Morgan Stanley is opening a new investment banking group focused on clean energy. The move comes after the firm handled ten transactions in the cleantech space worth $2.9 billion last year, according to Bloomberg New Energy Finance.
To date, Morgan Stanley has handled more clean energy initial public offerings (IPOs) than any other investment bank, and is now adding financiers with extensive experience in the space to their global team. Robert Mansley, based in London, and Schuyler “Skip” Grow, based in New York, will become managing directors of the new group, and other clean energy bankers will join Morgan in Mumbai and Hong Kong.

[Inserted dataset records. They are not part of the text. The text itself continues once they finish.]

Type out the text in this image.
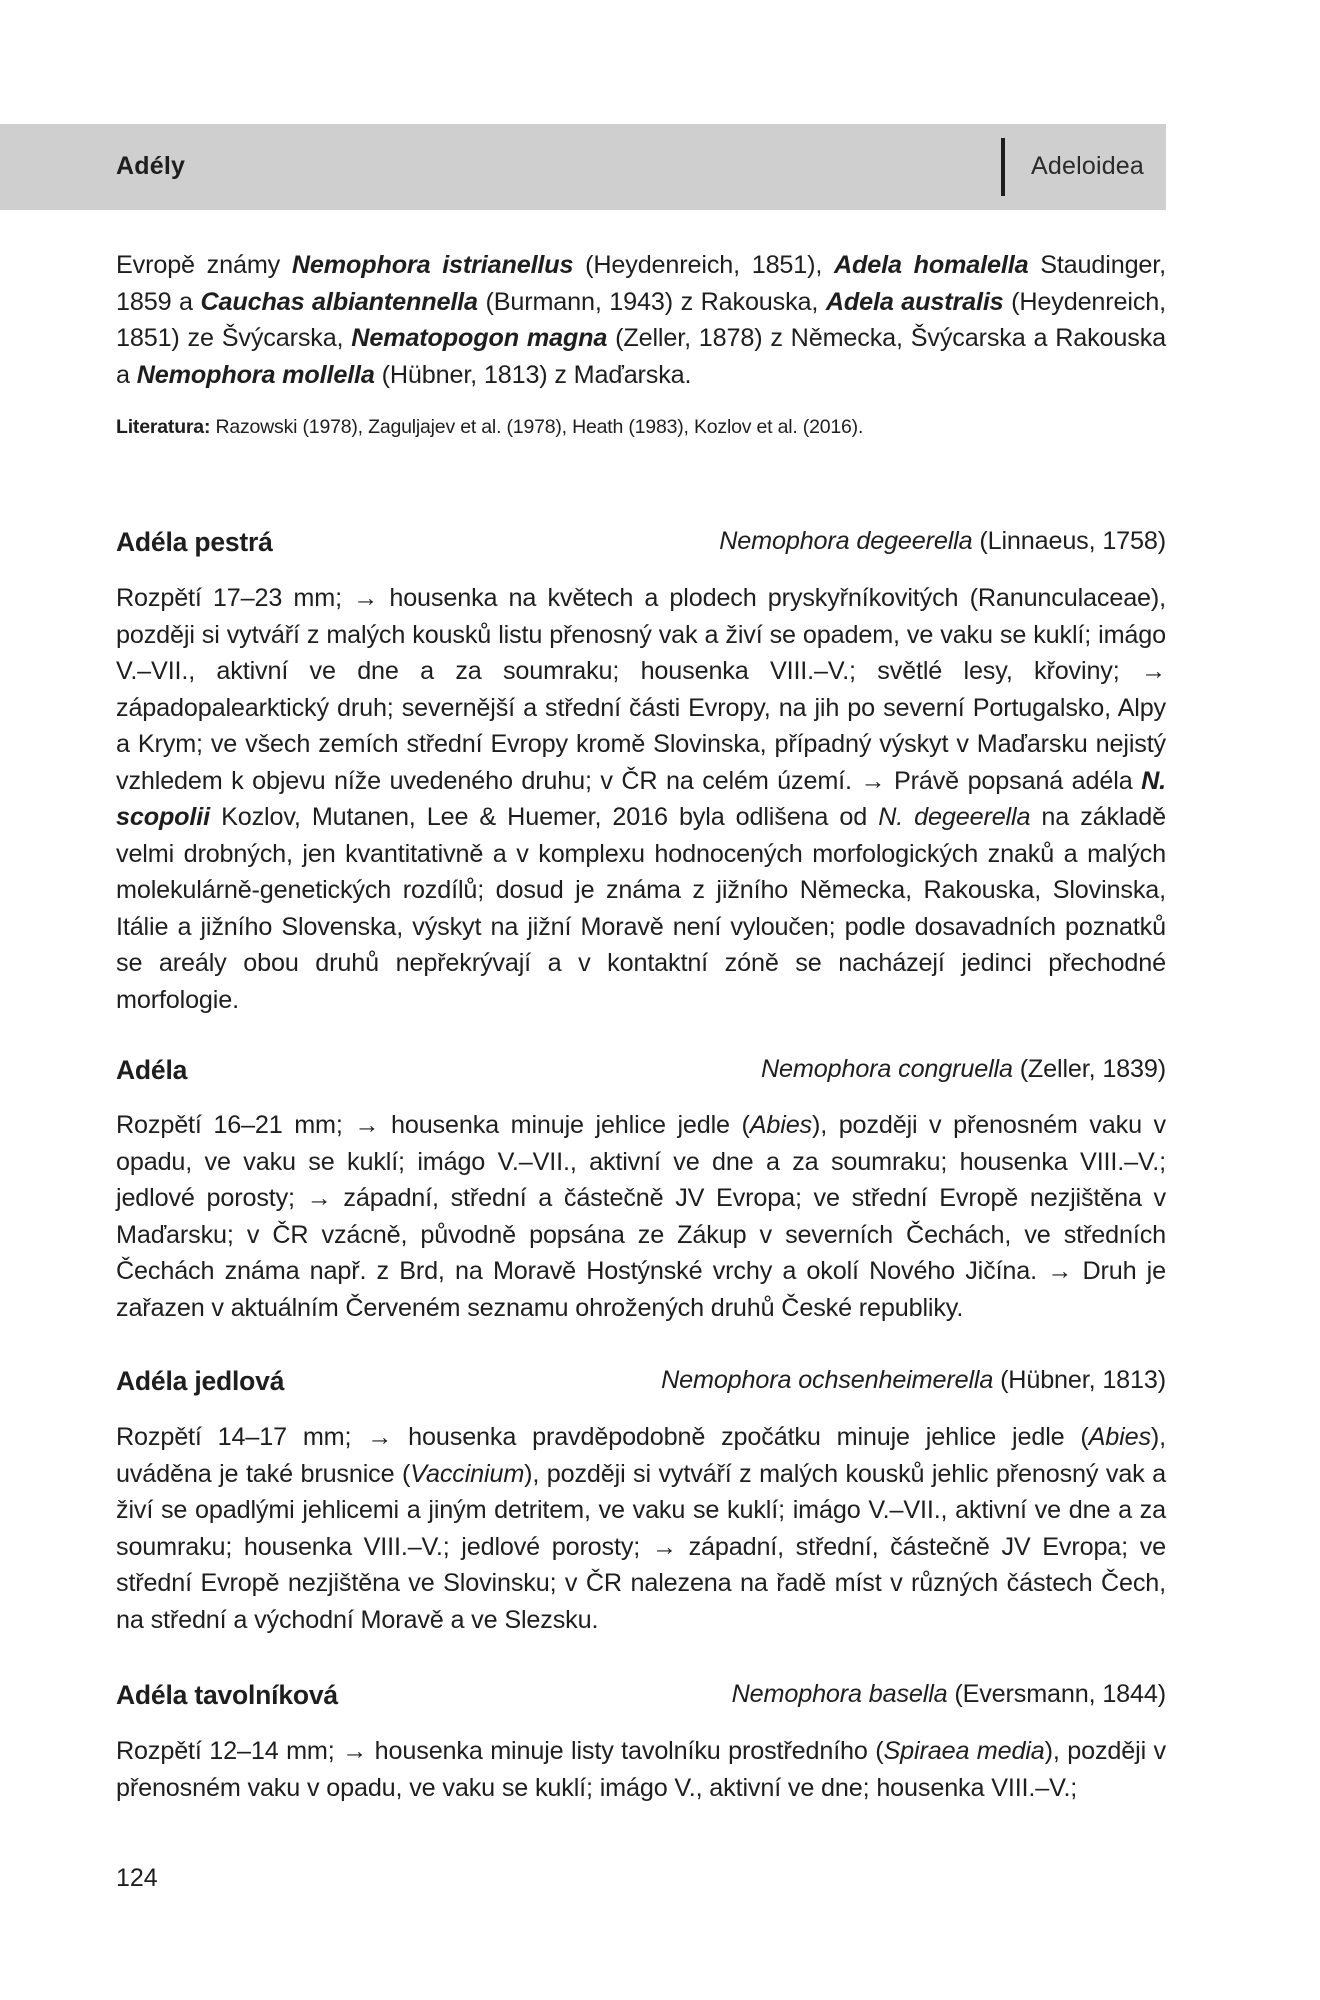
Adély	Adeloidea

Evropě známy Nemophora istrianellus (Heydenreich, 1851), Adela homalella Staudinger, 1859 a Cauchas albiantennella (Burmann, 1943) z Rakouska, Adela australis (Heydenreich, 1851) ze Švýcarska, Nematopogon magna (Zeller, 1878) z Německa, Švýcarska a Rakouska a Nemophora mollella (Hübner, 1813) z Maďarska.

Literatura: Razowski (1978), Zaguljajev et al. (1978), Heath (1983), Kozlov et al. (2016).

Adéla pestrá	Nemophora degeerella (Linnaeus, 1758)

Rozpětí 17–23 mm; → housenka na květech a plodech pryskyřníkovitých (Ranunculaceae), později si vytváří z malých kousků listu přenosný vak a živí se opadem, ve vaku se kuklí; imágo V.–VII., aktivní ve dne a za soumraku; housenka VIII.–V.; světlé lesy, křoviny; → západopalearktický druh; severnější a střední části Evropy, na jih po severní Portugalsko, Alpy a Krym; ve všech zemích střední Evropy kromě Slovinska, případný výskyt v Maďarsku nejistý vzhledem k objevu níže uvedeného druhu; v ČR na celém území. → Právě popsaná adéla N. scopolii Kozlov, Mutanen, Lee & Huemer, 2016 byla odlišena od N. degeerella na základě velmi drobných, jen kvantitativně a v komplexu hodnocených morfologických znaků a malých molekulárně-genetických rozdílů; dosud je známa z jižního Německa, Rakouska, Slovinska, Itálie a jižního Slovenska, výskyt na jižní Moravě není vyloučen; podle dosavadních poznatků se areály obou druhů nepřekrývají a v kontaktní zóně se nacházejí jedinci přechodné morfologie.

Adéla	Nemophora congruella (Zeller, 1839)

Rozpětí 16–21 mm; → housenka minuje jehlice jedle (Abies), později v přenosném vaku v opadu, ve vaku se kuklí; imágo V.–VII., aktivní ve dne a za soumraku; housenka VIII.–V.; jedlové porosty; → západní, střední a částečně JV Evropa; ve střední Evropě nezjištěna v Maďarsku; v ČR vzácně, původně popsána ze Zákup v severních Čechách, ve středních Čechách známa např. z Brd, na Moravě Hostýnské vrchy a okolí Nového Jičína. → Druh je zařazen v aktuálním Červeném seznamu ohrožených druhů České republiky.

Adéla jedlová	Nemophora ochsenheimerella (Hübner, 1813)

Rozpětí 14–17 mm; → housenka pravděpodobně zpočátku minuje jehlice jedle (Abies), uváděna je také brusnice (Vaccinium), později si vytváří z malých kousků jehlic přenosný vak a živí se opadlými jehlicemi a jiným detritem, ve vaku se kuklí; imágo V.–VII., aktivní ve dne a za soumraku; housenka VIII.–V.; jedlové porosty; → západní, střední, částečně JV Evropa; ve střední Evropě nezjištěna ve Slovinsku; v ČR nalezena na řadě míst v různých částech Čech, na střední a východní Moravě a ve Slezsku.

Adéla tavolníková	Nemophora basella (Eversmann, 1844)

Rozpětí 12–14 mm; → housenka minuje listy tavolníku prostředního (Spiraea media), později v přenosném vaku v opadu, ve vaku se kuklí; imágo V., aktivní ve dne; housenka VIII.–V.;

124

This important step by Morgan Stanley marks a strong vote of confidence for the long term profitability of the clean tech space. Many investment banks treat clean tech as a nagging child of an industry, doubting its legitimacy and lumping it in with their Power & Utilities banking groups. Standard practice could easily mean one or two senior bankers specialize in clean tech within a fifty person army of power bankers. A group solely focused on clean energy within a major financial institution, however, could mean much greater awareness of the discrepancies in subsidies for clean energy and conventional fuels. And it will definitely spur acceptance of renewables as financially viable energy options in a community much larger than those of us who read blogs about solar energy.
We’re happy to see positive momentum in such a conservative industry. The times they are indeed a changin’.